Incoming Navajo Police Chief Daryl Noon eager to continue improving department
Current Police Chief to leave for Bloomfield at end of month
- Navajo Deputy Police Chief Daryl Noon will take over as Navajo Police Chief next year after current Police Chief Francisco leaves at the end of this year.
- Noon joined the Navajo Police Department in January 2019 after more than 23 years with the Farmington Police Department, where he retired as Deputy Chief.
- “I still wasn't quite expecting that I was going to be the guy. So, it is an honor,” Noon said. “I just really enjoyed working with the men and women of the police department
FARMINGTON — The incoming Navajo Police Chief hopes to continue working toward staffing up the tribal police department and continue the work current chief Philip Francisco has started.
Navajo Deputy Police Chief Daryl Noon will take over as Navajo Police Chief next year after current Police Chief Francisco leaves at the end of this year.
The Navajo Police Department along with the Navajo Nation Office of the President and Vice President announced the change on Nov. 30 in a news release.
Francisco will start work as the Bloomfield Police Chief on Jan. 4, filling a spot that had been vacant since the end of August.
Noon joined the Navajo Police Department in January 2019 after more than 23 years with the Farmington Police Department, where he retired as Deputy Chief.
During his time at Farmington police, he held the ranks of sergeant, lieutenant and captain before becoming deputy chief in 2017.
Noon was born in Fort Defiance, Arizona, and raised in Shiprock, graduating from Shiprock High School. He told The Daily Times he wasn’t anticipating the promotion but, after talking with Francisco, it came together.
“I still wasn't quite expecting that I was going to be the guy. So, it is an honor,” Noon said. “I just really enjoyed working with the men and women of the police department.”
Noon described the officers working for the department as tough, dedicated and courageous people.
“I’ve been thoroughly impressed with just how dedicated they are to serving their communities,” Noon said.
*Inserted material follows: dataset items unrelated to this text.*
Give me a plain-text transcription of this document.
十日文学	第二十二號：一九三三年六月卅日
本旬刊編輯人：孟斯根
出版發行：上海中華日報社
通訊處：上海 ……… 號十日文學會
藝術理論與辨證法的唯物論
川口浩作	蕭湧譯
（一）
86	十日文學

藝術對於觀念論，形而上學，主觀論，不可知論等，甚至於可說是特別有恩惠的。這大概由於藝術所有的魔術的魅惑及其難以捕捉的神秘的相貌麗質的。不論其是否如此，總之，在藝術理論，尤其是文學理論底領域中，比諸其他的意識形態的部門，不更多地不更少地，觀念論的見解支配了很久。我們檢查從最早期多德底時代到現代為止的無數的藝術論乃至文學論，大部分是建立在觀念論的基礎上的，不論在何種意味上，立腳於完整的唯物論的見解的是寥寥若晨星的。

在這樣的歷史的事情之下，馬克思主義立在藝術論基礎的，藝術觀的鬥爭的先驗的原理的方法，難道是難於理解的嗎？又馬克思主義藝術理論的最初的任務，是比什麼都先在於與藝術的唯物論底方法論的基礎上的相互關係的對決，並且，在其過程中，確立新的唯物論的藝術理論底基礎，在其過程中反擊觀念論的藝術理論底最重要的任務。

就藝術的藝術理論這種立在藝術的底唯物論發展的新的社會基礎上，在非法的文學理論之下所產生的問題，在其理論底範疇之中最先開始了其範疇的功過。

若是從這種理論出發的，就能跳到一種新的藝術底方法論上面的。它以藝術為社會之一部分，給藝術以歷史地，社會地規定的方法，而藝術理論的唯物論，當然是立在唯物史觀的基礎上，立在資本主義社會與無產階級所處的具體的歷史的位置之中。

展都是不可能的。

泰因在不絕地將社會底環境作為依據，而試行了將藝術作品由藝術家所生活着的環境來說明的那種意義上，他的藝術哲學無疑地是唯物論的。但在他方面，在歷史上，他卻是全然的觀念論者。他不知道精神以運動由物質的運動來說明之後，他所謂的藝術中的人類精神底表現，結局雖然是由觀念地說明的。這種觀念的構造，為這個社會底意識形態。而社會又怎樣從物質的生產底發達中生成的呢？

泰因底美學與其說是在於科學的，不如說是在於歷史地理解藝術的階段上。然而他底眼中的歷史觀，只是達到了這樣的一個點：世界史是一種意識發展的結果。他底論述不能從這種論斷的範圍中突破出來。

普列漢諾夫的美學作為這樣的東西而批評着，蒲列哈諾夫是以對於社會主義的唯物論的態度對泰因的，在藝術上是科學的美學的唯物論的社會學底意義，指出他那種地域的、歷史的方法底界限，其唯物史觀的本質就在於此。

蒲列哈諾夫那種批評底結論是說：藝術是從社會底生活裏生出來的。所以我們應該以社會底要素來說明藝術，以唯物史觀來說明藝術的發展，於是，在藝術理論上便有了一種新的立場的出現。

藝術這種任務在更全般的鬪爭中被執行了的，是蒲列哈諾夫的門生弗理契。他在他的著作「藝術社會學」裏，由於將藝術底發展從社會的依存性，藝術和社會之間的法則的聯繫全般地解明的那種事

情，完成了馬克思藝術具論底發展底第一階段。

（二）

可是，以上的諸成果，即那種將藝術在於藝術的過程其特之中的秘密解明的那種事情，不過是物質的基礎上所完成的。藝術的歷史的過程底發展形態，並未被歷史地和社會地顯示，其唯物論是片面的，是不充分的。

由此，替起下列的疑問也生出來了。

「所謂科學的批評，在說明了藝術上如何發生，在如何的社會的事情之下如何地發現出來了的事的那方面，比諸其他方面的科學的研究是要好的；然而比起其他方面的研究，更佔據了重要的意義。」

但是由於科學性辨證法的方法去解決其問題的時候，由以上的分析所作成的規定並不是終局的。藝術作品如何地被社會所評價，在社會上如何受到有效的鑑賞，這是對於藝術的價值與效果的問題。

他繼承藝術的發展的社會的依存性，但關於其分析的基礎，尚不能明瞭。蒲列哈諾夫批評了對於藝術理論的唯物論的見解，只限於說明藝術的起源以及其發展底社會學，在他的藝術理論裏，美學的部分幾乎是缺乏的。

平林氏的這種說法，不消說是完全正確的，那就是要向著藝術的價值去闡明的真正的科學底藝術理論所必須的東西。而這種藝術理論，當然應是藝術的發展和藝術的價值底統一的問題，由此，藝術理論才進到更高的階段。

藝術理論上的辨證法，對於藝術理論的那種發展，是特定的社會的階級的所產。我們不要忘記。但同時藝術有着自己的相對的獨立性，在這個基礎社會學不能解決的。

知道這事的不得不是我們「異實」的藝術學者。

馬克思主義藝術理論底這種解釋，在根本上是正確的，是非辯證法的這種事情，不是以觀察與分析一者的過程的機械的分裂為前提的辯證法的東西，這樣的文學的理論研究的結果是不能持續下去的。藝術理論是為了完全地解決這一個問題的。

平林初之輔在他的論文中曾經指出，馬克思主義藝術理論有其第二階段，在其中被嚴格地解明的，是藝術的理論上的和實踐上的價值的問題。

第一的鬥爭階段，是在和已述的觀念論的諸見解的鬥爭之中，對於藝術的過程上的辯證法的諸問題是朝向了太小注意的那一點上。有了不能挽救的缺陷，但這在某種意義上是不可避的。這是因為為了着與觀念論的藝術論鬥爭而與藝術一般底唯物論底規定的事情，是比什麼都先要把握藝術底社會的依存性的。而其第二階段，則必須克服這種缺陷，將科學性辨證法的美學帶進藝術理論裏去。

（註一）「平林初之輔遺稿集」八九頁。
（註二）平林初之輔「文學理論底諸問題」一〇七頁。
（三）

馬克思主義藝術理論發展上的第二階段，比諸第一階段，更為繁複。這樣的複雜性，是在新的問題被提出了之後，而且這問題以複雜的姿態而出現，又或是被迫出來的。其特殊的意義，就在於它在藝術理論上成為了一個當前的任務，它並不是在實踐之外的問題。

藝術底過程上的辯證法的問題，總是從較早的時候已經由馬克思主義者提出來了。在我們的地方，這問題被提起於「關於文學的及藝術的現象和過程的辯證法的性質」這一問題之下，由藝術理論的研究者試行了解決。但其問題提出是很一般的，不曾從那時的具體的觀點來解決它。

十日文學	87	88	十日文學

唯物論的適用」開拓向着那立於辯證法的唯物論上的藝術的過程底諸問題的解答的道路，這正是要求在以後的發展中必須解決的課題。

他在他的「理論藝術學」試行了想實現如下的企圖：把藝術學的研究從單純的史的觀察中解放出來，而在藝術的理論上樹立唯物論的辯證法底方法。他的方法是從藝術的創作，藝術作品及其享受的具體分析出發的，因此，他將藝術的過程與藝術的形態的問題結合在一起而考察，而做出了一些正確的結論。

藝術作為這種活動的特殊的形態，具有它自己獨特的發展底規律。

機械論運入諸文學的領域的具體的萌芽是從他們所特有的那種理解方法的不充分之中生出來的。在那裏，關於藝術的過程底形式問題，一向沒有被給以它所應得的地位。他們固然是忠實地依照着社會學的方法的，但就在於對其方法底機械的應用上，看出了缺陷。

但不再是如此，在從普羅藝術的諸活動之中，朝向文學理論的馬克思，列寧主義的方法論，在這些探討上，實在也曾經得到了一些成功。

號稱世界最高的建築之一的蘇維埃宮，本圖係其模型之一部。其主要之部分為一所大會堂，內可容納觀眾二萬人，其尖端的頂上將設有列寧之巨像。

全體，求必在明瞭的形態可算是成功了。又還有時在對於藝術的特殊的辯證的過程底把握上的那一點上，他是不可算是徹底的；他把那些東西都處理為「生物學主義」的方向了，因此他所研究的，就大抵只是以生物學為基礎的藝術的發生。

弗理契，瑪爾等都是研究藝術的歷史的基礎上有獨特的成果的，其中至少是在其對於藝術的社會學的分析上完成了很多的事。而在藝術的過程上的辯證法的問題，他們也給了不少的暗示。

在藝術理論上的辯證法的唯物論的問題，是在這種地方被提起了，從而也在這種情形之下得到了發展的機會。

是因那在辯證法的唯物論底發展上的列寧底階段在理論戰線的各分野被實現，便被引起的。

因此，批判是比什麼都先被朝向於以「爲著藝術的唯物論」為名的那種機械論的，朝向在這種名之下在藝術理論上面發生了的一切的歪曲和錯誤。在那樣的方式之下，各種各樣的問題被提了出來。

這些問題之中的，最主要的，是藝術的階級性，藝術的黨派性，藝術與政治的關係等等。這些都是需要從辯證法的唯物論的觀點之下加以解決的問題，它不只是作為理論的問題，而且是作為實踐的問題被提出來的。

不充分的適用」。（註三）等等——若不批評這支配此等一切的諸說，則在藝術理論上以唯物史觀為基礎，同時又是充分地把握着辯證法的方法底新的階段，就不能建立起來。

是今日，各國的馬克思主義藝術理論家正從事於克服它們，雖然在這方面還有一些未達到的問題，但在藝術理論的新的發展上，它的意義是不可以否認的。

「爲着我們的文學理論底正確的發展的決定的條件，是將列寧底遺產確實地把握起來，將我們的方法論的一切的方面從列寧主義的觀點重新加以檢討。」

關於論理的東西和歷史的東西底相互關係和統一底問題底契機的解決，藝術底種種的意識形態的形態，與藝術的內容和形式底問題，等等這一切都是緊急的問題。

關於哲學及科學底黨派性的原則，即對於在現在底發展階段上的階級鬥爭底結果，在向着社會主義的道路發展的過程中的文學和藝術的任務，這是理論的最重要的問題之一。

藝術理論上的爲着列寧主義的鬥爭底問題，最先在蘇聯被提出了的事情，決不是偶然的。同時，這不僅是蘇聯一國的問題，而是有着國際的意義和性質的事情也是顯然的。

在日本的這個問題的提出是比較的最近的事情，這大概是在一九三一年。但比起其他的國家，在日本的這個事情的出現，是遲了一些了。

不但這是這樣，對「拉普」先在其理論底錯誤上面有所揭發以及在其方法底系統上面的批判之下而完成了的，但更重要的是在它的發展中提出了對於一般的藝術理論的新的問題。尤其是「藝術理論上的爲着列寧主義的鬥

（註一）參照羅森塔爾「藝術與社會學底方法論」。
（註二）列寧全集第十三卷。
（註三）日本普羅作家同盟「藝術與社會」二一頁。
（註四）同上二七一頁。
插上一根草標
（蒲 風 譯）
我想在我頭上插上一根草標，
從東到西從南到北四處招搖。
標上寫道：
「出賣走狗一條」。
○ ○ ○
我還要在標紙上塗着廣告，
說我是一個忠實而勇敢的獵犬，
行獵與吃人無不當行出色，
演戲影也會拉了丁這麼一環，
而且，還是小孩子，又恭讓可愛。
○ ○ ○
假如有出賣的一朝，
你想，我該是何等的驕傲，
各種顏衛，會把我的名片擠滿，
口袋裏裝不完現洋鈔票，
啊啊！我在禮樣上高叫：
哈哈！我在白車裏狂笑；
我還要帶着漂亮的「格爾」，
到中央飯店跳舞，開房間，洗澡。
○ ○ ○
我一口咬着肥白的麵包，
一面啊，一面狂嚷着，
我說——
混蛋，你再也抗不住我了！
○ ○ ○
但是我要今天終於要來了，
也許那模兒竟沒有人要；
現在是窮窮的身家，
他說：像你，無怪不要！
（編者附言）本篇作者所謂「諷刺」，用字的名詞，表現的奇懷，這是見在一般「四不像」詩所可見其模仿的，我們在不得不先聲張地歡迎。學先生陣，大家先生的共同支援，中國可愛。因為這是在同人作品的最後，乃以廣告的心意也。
He also echoed comments that Francisco told The Daily Times last week, adding that tribal government can make it difficult to complete tasks like simply hiring officers.
One of the priorities Noon wants to tackle is trying to find a way to address the “dangerously low” staffing level detailed in a May 27 report, an assessment that recommends doubling the staff size to 500 personnel to improve public safety.
One example he cited was trying to staff up the agency’s drug and gang unit without having to sacrifice an officer that patrols in the Shiprock district, which has less than 20 dedicated officers for that district.
Noon has been listening to staff who have been there for decades to take into consideration how the agency has been operating for years.
“I've really tried to sit and listen to the command staff that really that have been there a while and learn from them and have them help guide me in my decision-making processes,” Noon said.
One initiative he hopes to work on is establishing a facility like the Sobering Center in Farmington, which provides a safe shelter for intoxicated people and connects those people seeking addiction treatment with a service to help them.
Noon hopes a similar program will help get people access to treatment services rather than the practice of continuing to repeatedly arrest the same people over and over again.